Bien que la crainte de voir les évangélisateurs être les têtes de pont d’une entreprise colonisatrice de la part des grandes puissances européennes soit mise en avant par Mwanga pour justifier ses violences, ce dernier se comporte exactement comme s’il voulait provoquer l’intervention des Blancs : l’assassinat de l’évêque anglican et de son clergé, courant 1885, ne peut que provoquer des représailles de la part de la Grande-Bretagne. L’argument politique dissimule donc la haine du message chrétien, conformément à ce que le Christ a prophétisé concernant les souffrances promises à ceux qui le suivront : « Le serviteur n’est pas plus grand que le Maître ; s’ils m’ont persécuté, ils vous persécuteront. »
L’intendant Joseph Mukasa, converti au christianisme, est décapité le 15 novembre 1885, et son corps brûlé. Il s’agit d’une mise à l’épreuve de la foi des convertis, que les persécuteurs croient faire douter de la résurrection des corps en réduisant en cendres leurs dépouilles.

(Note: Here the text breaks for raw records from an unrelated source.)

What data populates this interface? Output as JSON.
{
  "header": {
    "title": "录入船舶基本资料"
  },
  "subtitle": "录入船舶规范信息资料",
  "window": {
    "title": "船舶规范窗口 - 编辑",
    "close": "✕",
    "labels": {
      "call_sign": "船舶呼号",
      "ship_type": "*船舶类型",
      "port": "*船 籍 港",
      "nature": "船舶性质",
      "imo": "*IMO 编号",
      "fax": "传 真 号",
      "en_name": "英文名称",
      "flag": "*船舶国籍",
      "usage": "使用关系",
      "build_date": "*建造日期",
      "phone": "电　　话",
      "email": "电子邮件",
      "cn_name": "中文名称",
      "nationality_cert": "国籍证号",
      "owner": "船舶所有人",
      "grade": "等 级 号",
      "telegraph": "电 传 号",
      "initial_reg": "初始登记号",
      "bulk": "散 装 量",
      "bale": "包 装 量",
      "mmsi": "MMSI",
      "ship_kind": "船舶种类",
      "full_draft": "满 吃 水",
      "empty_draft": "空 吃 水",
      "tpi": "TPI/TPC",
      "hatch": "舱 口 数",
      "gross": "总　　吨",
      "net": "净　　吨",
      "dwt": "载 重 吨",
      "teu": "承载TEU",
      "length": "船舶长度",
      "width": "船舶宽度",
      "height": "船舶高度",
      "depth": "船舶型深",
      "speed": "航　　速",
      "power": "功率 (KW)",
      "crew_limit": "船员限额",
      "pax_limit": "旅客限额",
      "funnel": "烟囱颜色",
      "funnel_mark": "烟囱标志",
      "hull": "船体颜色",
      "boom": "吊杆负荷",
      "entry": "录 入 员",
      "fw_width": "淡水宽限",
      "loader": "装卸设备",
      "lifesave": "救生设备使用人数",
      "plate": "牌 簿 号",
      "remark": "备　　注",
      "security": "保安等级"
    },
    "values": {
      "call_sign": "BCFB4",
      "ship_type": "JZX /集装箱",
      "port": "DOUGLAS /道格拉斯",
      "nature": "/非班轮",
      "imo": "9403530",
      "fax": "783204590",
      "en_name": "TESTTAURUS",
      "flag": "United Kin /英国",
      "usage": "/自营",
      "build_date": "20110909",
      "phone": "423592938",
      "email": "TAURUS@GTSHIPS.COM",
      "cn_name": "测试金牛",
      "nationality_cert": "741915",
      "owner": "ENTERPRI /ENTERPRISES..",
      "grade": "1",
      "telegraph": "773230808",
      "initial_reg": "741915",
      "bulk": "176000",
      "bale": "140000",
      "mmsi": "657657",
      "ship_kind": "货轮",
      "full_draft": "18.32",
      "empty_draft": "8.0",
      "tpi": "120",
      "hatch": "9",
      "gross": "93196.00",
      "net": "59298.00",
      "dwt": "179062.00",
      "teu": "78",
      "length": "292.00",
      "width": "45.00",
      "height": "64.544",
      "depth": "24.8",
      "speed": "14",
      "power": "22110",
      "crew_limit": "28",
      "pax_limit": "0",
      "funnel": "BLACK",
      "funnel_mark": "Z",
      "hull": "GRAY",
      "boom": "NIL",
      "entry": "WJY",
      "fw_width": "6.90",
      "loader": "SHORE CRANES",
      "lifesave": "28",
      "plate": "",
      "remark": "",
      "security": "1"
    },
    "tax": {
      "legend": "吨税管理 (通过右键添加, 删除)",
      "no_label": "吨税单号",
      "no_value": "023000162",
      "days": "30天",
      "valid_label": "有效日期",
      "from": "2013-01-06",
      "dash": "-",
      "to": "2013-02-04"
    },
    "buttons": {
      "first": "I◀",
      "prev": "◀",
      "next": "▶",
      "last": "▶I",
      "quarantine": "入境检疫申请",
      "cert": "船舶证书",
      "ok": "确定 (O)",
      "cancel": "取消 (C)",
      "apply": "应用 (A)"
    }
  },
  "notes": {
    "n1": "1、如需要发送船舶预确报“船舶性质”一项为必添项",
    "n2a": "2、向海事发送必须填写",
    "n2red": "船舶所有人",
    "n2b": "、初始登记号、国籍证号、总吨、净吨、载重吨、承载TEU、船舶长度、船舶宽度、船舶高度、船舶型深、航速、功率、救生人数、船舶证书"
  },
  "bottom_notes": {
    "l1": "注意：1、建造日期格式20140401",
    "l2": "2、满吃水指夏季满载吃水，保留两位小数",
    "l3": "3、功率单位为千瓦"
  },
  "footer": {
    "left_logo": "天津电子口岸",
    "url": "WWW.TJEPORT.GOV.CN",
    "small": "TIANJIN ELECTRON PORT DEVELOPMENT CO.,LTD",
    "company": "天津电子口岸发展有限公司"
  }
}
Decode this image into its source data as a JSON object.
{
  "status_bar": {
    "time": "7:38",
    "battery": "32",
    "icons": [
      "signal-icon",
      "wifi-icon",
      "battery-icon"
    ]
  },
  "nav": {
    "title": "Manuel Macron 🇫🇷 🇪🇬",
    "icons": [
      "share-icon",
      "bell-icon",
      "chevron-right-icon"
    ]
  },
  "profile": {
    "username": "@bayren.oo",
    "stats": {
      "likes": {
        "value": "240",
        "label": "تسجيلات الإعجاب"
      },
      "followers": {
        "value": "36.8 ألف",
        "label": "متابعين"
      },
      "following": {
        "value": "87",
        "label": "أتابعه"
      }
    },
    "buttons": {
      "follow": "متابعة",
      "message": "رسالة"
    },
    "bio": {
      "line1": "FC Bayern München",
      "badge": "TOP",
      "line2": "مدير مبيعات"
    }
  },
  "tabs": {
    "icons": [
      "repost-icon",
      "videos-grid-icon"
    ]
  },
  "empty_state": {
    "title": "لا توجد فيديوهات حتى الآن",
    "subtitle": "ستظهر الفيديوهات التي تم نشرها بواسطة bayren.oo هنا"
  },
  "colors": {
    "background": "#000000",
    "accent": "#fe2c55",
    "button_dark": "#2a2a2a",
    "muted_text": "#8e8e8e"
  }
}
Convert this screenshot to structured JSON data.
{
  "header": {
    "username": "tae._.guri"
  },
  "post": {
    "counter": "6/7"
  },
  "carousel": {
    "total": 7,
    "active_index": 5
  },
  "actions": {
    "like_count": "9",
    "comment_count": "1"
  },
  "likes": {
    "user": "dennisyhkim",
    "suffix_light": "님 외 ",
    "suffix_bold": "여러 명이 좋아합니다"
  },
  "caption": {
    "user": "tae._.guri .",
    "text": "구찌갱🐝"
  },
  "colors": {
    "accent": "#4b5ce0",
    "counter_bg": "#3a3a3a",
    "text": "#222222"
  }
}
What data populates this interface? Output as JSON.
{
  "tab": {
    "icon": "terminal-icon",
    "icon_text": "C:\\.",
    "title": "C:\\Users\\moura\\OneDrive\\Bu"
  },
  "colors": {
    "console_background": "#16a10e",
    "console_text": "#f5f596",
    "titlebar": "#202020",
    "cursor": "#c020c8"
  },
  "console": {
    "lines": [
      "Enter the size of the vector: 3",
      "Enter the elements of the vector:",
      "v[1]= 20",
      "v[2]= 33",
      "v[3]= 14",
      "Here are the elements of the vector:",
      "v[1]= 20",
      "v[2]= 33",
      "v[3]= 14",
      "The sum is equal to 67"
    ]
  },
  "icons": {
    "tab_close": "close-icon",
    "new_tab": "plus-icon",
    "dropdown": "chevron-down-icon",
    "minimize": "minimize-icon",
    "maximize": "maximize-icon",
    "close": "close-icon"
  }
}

Cependant, conformément à une vérité mise en évidence par l’apologète Tertullien au début du IIIe siècle, « Le sang des martyrs est semence de chrétiens. » Dans la semaine qui suit l’exécution de Mukasa, cinq cent douze personnes de l’entourage du roi demandent le baptême. Avec honnêteté, les prêtres les avertissent qu’ils risquent leur vie, mais aucun ne recule, habités qu’ils sont par la vertu de force et les grâces baptismales.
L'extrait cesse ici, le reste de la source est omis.